Saubere Luft für die HafenCity
Landstrom ist machbar – oder?
Der Industrieverband Hamburg stellte am Montag zusammen mit Vattenfall, Siemens und dem Germanischen Lloyd eine Studie zum Bau einer Landstromversorgung für das Kreuzfahrtterminal vor. Anlass der nicht vom Hamburger Senat in Auftrag gegebenen Arbeit ist laut IVH-Vorsitzenden Frank Horch eine Versachlichung der Diskussion.
Laut Studie muss bei einer angenommen Versorgung von zeitgleich zwei Kreuzfahrtschiffen mit Investitionskosten in Höhe von 24 Millionen Euro gerechnet werden. Dafür werden mehrere Starkstromkabel von dem noch zu bauenden Umspannwerk im Oberhafen quer durch die HafenCity unterirdisch zum Kreuzfahrtterminal verlegt werden und dort von zwei Umformern in dass für die Schiffe benötigte Stromformat umgewandelt werden. Als Vorableistung würde Vattenfall für die benötigten Kabel Leerrohre verlegen.

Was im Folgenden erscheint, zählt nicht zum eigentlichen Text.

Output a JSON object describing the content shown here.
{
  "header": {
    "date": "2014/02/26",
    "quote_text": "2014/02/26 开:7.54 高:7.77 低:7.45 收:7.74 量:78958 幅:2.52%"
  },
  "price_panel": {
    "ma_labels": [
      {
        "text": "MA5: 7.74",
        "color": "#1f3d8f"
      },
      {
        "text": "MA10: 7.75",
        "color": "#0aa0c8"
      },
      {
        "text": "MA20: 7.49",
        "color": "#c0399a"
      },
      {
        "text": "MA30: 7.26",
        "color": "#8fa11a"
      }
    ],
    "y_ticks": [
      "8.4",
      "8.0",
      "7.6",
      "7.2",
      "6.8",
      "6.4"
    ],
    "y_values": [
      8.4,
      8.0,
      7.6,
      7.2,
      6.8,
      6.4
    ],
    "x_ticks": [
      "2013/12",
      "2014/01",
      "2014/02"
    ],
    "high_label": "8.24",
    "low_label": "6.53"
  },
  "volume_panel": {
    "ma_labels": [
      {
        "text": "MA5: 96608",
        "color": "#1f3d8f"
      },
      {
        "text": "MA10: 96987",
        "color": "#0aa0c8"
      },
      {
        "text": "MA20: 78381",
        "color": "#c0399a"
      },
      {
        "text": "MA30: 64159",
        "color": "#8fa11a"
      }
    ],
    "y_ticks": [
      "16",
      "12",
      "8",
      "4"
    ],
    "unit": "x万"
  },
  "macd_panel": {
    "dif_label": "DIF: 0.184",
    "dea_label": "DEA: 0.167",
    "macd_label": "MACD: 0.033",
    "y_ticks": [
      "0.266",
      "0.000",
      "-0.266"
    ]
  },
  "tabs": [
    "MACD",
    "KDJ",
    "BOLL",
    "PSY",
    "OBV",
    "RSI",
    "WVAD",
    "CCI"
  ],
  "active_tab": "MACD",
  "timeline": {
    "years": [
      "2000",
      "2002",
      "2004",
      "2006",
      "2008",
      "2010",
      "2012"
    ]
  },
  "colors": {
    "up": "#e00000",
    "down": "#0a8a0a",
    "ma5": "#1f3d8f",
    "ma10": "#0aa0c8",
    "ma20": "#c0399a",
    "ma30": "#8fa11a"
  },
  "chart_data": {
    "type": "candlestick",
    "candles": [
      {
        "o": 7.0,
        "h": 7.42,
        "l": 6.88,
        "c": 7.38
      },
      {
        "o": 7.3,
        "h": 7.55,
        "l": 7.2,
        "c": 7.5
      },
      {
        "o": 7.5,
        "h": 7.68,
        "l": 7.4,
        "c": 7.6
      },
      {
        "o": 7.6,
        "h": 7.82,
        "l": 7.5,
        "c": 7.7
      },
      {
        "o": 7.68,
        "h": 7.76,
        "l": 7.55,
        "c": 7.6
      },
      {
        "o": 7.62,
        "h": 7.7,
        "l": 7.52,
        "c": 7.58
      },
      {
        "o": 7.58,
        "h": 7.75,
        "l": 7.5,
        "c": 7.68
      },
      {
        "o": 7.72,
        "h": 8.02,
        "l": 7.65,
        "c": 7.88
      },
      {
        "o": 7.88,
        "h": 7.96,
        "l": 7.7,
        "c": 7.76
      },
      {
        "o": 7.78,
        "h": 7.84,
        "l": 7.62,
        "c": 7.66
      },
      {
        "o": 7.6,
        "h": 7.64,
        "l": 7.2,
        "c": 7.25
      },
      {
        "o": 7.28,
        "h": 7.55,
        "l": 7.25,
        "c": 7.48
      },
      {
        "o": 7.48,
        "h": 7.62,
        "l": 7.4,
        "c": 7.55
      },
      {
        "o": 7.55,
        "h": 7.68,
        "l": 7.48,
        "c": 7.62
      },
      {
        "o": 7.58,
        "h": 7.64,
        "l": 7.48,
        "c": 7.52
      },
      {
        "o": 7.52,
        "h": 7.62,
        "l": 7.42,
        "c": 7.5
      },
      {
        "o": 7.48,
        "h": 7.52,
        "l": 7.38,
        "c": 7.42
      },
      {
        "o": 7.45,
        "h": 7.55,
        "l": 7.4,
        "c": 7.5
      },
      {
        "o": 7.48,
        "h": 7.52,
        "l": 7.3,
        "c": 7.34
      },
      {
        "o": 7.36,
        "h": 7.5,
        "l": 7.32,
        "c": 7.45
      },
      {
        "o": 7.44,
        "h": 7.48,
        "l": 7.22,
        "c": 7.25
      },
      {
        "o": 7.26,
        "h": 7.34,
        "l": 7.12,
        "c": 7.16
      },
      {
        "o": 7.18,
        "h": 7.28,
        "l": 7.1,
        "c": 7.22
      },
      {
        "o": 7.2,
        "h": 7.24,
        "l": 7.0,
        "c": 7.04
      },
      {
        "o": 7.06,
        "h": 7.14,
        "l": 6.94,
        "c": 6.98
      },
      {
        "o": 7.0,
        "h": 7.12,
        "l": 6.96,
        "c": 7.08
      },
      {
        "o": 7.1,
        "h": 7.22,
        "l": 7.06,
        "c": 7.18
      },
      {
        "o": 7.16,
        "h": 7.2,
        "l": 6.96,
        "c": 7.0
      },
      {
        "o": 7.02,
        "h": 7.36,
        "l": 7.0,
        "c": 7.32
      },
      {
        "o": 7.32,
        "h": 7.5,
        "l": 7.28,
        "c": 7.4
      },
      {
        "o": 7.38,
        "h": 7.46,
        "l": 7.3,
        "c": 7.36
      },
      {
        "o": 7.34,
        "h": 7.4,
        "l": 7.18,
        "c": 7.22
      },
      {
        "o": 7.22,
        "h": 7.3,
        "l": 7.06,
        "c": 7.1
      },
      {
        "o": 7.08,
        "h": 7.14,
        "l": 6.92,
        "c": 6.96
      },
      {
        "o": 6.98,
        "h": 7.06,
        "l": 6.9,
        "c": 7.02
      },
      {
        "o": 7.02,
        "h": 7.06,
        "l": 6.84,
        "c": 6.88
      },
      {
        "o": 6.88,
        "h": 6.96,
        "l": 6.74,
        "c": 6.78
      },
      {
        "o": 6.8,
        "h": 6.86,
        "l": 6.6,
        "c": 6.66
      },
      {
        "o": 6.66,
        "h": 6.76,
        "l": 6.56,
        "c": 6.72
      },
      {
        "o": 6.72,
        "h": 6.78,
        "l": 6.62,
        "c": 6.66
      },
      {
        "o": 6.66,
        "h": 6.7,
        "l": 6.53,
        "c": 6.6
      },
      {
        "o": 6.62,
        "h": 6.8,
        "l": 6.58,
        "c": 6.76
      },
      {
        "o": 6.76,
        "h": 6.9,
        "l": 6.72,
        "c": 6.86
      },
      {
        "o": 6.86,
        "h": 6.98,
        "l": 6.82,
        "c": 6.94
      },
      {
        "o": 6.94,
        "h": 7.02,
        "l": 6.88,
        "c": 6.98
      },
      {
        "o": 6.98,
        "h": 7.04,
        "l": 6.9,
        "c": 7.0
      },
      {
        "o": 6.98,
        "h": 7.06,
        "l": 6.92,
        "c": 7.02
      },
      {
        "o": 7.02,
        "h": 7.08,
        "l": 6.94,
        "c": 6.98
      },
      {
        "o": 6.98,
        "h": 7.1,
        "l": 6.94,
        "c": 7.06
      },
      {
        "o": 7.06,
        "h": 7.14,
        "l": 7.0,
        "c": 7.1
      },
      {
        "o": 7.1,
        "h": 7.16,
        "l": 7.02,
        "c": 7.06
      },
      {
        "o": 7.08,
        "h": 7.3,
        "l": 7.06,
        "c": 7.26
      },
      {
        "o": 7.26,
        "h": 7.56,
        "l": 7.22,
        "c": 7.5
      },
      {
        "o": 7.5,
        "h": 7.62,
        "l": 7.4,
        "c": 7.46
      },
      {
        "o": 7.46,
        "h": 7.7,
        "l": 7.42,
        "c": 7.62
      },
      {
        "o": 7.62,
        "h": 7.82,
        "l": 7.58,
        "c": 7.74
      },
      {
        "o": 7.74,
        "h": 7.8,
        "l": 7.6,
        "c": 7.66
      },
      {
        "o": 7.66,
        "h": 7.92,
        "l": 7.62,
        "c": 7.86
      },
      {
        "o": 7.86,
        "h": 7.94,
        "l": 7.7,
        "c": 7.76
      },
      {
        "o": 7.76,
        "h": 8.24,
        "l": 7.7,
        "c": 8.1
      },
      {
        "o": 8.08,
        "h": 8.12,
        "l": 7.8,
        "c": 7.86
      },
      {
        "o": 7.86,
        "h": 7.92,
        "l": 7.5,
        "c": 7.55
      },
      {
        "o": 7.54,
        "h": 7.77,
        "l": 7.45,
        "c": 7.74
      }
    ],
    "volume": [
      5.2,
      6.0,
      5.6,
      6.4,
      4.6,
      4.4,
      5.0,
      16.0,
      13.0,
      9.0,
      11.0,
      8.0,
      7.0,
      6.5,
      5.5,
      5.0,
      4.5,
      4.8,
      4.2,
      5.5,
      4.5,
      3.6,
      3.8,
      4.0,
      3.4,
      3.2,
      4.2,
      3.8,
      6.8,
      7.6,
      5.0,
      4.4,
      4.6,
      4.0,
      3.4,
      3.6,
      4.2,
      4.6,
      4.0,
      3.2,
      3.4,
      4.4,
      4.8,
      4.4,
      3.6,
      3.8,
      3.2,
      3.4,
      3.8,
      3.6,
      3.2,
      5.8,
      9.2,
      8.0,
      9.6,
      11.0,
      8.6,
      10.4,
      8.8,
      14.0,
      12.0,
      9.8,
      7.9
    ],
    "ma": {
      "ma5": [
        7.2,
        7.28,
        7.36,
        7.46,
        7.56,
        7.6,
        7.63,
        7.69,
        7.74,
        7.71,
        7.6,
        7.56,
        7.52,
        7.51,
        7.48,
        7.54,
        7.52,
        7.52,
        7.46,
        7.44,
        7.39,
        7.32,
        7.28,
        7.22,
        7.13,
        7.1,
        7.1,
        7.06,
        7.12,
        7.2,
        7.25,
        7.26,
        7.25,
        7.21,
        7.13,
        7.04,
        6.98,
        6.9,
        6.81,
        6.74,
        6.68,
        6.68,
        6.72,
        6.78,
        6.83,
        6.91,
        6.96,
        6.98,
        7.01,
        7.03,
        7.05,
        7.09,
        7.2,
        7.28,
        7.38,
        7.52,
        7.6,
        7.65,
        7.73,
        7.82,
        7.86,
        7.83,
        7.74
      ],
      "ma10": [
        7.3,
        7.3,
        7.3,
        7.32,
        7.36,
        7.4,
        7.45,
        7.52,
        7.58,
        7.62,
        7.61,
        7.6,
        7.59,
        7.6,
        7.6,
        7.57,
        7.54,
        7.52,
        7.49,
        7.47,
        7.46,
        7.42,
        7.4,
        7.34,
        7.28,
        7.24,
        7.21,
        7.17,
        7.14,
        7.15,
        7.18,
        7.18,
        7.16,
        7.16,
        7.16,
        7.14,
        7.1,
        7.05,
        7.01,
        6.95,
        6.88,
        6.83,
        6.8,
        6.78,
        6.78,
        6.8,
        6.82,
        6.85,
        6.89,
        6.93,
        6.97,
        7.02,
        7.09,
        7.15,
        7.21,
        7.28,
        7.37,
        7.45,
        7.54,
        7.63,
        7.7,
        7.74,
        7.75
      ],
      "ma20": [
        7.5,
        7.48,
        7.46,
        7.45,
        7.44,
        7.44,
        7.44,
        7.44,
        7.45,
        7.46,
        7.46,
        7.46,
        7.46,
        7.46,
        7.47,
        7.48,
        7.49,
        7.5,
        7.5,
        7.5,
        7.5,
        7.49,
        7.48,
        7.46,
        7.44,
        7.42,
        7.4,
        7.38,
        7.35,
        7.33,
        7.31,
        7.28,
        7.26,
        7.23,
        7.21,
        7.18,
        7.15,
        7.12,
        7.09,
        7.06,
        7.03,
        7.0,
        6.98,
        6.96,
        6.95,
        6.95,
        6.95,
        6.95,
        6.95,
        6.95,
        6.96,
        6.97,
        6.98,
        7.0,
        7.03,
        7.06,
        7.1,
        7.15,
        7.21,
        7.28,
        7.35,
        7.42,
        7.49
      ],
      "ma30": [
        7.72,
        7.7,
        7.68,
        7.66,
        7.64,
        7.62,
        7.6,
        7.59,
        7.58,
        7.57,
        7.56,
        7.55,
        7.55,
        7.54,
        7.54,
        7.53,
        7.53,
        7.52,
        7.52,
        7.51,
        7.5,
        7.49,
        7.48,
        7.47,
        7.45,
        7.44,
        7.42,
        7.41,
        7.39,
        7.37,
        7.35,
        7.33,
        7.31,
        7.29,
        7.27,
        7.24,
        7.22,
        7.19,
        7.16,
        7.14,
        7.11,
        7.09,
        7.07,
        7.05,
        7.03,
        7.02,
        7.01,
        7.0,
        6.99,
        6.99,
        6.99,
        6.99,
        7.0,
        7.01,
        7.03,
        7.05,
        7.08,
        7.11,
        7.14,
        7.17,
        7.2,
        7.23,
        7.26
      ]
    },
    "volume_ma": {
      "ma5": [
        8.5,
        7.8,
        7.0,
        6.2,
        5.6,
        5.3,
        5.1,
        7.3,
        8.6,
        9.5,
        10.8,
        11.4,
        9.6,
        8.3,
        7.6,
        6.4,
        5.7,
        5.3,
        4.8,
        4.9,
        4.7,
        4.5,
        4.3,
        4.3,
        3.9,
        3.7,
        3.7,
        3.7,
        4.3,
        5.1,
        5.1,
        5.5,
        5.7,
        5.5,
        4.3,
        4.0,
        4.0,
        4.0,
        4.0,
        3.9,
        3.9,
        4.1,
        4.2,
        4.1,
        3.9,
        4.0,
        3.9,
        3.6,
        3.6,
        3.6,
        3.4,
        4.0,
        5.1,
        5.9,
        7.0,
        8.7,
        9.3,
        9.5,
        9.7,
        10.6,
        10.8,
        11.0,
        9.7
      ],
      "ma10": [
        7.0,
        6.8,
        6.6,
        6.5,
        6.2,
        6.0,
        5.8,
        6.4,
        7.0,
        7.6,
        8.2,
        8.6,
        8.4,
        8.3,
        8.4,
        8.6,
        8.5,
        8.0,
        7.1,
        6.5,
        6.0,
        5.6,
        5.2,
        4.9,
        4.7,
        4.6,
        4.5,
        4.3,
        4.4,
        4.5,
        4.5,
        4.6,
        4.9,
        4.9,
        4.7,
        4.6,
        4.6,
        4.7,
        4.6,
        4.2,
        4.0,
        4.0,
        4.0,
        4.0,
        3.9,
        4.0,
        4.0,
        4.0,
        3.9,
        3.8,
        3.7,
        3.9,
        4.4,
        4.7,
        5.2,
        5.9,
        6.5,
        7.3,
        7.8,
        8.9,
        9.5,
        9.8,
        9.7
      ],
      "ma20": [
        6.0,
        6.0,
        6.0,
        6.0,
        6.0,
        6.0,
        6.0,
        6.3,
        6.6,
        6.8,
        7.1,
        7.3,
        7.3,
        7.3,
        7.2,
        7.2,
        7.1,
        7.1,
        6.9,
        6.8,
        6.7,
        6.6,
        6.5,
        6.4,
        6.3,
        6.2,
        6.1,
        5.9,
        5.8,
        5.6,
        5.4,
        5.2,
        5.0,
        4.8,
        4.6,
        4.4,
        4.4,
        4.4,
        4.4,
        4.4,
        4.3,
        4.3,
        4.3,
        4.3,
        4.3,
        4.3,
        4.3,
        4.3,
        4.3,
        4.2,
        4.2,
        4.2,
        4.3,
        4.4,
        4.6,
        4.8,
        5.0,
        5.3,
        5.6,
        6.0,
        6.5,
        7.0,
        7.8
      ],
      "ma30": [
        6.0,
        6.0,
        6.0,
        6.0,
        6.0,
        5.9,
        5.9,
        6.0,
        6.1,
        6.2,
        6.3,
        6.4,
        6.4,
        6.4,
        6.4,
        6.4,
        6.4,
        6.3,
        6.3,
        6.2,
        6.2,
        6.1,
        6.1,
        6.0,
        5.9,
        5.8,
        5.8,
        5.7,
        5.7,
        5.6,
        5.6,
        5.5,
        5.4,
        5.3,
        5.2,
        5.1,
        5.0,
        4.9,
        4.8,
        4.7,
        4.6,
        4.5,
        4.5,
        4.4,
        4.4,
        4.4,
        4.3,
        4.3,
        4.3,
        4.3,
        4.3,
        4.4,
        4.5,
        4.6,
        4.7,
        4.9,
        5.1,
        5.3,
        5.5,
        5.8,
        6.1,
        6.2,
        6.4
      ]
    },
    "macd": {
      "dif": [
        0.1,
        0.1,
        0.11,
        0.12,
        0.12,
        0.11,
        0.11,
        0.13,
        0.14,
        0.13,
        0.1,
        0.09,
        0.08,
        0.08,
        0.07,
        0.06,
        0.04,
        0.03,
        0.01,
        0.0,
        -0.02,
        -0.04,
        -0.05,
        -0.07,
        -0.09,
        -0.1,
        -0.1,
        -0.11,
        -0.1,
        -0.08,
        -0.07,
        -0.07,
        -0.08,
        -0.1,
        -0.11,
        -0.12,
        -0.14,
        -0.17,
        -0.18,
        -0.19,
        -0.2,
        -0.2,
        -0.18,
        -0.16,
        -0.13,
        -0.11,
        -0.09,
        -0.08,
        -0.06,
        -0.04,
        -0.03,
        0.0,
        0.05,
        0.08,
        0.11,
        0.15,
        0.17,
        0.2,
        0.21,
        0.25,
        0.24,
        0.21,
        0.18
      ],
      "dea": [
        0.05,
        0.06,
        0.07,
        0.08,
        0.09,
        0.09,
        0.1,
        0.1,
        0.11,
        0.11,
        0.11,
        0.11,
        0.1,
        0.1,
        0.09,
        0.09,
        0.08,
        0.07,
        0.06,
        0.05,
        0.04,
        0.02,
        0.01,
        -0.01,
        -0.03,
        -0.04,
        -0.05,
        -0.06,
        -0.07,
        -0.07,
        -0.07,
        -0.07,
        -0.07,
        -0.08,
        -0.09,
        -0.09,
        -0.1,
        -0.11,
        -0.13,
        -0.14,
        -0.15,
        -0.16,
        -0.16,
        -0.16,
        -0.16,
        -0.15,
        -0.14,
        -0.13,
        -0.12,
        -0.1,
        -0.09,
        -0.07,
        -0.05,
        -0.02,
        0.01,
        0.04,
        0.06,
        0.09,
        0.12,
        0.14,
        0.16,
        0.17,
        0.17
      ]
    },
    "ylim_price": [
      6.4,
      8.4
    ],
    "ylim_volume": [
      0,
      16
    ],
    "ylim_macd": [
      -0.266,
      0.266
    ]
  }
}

Eine Zwangsversorgung lehnt Horch aber ab. Zu schwerwiegend wären die Wettbewerbsnachteile für den Kreuzfahrtstandort Hamburg.
Der Bau einer solchen Anlage in der HafenCity ist aber mit Schwierigkeiten behaftet. Wer die Studie genauer liest, wird feststellen, dass die Autoren Probleme beim Standort Kreuzfahrtterminal sehen. Um Alle Vorschriften zu erfüllen und wirtschaftlcih zu bleiben, müssten die Umformer unterirdisch in der Nähe der Kaianlage verbaut werden. Dies muss zum einen vor dem Bau des Kreuzfahrtterminals geschehen, und zum anderen in technisch schwierigem Untergrund. Die Kaimauer am Chicagokai, so die offizielle Bezeichnung des Kais am Kreuzfahrtterminal, ist mehrfach überbaut worden und mit Quergründungen die zum Teil nicht mehr kartiert sind, abgesichert. Der Kai selbst darf nicht mit sichtbehindernden Oberflächenbauten versehen sein, da einerseits der Kai als Promenade bei Nichtbenutzung durch Kreuzfahrtschiffe dienen soll und andererseits internationale Vorschriften das so vorsehen.
Die 24 Millionen Euro sind, wie in der HafenCity täglich erlebt, also nur eine zwar defensive, aber unter Umständen zu niedrige Schätzung. Was bekommt die Stadt dafür? Wer sich das Immissionsdiagramm aus dem Schadstoffgutachten des Kreuzfahrtterminals ansieht, wird feststellen, dass relevante Schadstoffmengen nur in unmittelbarer Nähe der liegenden Schiffe gemessen werden. Landstromversorgung findet natürlich auch nur während der Liegezeiten der Schiffe statt. Welchen Einfluss Schiffe in Fahrt, Frachtschiffe und sonstiger Hafenverkehr auf die Luftqualität haben lässt die Studie offen. Ebenfalls nicht geklärt ist, ob und wie die Anlage wirtschaftlich arbeiten kann.
Stellt sich also die Frage, ob die kommenden strengeren europaweiten Grenzwerte und die daraus folgenden notwendigen Veränderungen an den Schiffen selbst, und zwar aller Schiffe, nicht eine bessere Wirkung für die Umwelt haben, als ein System ohne „Anschlusszwang“, dass sowieso nur Wirkung in unmittelbarer Nähe des Kreuzfahrtterminals ausübt. Hintergedanke des IVH könnte aber auch die Befürchtung sein, dass genau diese Grenzwerte unter Umständen dazu führen, dass Hamburg als Kreuzfahrtstandpunkt per EU-Verordnung schlicht „verboten“ wird.